Et quand elle se troussait, faisait voler le fin tissu par-dessus ses cheveux pour paraître d’un coup en son bikini noir et luisant, la simplicité impudique de ses gestes, alors qu’à dix pas d’elle sur la plage je la regardais faire, me faisait bondir le cœur et me montrait encore plus à quel point je pouvais être transparent pour elle. Ce fut un été de merveilleuse errance dans les méandres des amours malheureuses. Des après-midis entiers allongé sur le sable, à guetter le moment où sortant du bain elle aurait cette si adorable façon de s’ébrouer, puis de saisir à pleines mains son abondante chevelure et de la tordre. Des soirs de sombre ennui à jouir de la tristesse de n’être pas aimé. D’interminables promenades solitaires peuplées de son image que je pliais à mes désirs les plus fous, dénudant ses seins naissants, remontant en caresses lentes tout au long de ses jambes, laissant sa nuque s’alanguir sur mon épaule. Des ruses dont je pimentais mes journées pour surprendre d’elle quelque instant plus intime.

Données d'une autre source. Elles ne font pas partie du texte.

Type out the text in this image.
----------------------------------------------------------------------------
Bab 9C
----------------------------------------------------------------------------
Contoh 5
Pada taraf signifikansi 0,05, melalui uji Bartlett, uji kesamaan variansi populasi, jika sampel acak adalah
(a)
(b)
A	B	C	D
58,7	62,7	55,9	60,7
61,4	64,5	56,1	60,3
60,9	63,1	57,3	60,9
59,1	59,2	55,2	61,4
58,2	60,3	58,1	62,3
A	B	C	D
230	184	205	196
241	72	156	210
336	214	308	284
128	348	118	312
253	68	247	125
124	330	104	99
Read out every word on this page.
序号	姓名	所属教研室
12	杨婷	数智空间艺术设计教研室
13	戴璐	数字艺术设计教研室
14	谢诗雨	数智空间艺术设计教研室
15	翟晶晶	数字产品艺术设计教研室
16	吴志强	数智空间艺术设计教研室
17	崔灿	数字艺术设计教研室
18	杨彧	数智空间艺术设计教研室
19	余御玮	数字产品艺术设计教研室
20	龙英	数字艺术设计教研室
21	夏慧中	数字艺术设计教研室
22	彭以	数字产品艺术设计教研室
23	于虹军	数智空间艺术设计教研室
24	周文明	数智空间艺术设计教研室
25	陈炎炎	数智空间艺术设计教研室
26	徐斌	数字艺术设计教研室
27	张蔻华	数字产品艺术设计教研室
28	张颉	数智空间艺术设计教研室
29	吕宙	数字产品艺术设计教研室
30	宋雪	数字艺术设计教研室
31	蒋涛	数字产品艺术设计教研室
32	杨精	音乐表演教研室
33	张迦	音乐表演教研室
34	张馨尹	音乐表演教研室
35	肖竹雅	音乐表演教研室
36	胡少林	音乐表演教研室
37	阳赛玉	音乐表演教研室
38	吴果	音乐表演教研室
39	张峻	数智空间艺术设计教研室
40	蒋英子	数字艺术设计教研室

Je tirais de ce manège de si considérables bénéfices que pas une fois il ne me vint à l’esprit de m’adresser à elle, ni de lui faire connaître par l’une des mille subtilités que l’on peut utiliser pour cela l’attirance que j’avais pour elle. Le risque de voir le charme rompu eut été trop grand. Il me suffisait au fond qu’elle occupe dans la vacuité molle de cet été désoeuvré une place suffisamment crédible pour alimenter mes états d’âme.

Elle quitta la station balnéaire où nous nous trouvions quelques jours avant moi. Je n’en éprouvais aucun regret. Au contraire j’eus le sentiment d’une libération et le soir même, ayant constaté son absence, une foule de bonnes raisons pour me débarrasser d’elle et de son image m’apparurent.Les quelques jours de vacances qu’il me restait furent également agréables : l’esprit avait retrouvé ses marques, tout était à nouveau à sa place.